Die Winterthur Versicherung hatte Ende Juni eine deutliche Verschlechterung der Konditionen im Pensionskassengeschaft angekündigt. Ab 2004 sollen die Altersguthaben nur noch zu 2 Prozent verzinst werden. Der Prozentsatz, nach dem die Renten berechnet werden (Umwandlungssatz), soll von 7,2 auf unter 6 Prozent sinken.

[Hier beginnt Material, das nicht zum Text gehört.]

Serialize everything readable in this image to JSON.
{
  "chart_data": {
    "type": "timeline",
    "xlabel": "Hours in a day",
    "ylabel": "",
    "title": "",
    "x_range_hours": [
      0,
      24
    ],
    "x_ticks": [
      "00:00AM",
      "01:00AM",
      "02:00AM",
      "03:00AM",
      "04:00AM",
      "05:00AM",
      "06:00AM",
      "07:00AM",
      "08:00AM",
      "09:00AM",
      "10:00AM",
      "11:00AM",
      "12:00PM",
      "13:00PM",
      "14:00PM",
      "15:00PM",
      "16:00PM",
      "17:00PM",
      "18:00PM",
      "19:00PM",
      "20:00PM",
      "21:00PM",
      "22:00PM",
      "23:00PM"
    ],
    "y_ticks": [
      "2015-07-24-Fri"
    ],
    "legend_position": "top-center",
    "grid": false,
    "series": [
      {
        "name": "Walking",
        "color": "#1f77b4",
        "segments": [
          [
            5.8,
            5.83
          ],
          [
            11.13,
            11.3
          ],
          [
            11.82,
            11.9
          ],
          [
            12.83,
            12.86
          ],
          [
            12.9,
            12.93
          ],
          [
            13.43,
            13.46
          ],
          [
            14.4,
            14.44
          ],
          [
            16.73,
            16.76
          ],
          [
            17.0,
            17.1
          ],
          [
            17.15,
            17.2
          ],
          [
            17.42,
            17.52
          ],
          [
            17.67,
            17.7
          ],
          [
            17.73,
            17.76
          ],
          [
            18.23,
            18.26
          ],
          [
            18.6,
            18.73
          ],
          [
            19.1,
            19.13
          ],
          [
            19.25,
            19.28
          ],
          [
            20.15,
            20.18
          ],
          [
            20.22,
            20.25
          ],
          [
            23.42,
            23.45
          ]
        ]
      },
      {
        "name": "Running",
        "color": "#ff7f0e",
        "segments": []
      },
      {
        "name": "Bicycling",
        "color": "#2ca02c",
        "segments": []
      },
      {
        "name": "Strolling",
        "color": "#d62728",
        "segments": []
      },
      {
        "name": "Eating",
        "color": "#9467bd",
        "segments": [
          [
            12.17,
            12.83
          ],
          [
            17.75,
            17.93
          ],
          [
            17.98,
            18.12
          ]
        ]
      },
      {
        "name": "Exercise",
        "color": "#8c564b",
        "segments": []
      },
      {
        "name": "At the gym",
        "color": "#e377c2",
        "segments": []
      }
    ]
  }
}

Betroffen sind die Löhne, die 75 960 Franken übersteigen. Laut dem von den Bundesämtern für Sozialversicherung (BSV) und für Privatversicherungen (BPV) gutgeheissenen Winterthurer Modell soll der Umwandlungssatz für Frauen auf 5,45 Prozent und für Männer auf 5,83 Prozent sinken.
Korrektur möglich
Wie SGK-Präsident Toni Bortoluzzi (SVP/ZH) an einer Medienkonferenz mitteilte, verabschiedete die SGK mit 15 zu 6 Stimmen ein Postulat, das vom Bundesrat verlangt, den Entscheid der Bundesämter zu überprüfen. Finanzminister Kaspar Villiger habe erklärt, dass der Bundesrat den Amtsbeschluss korrigieren könne.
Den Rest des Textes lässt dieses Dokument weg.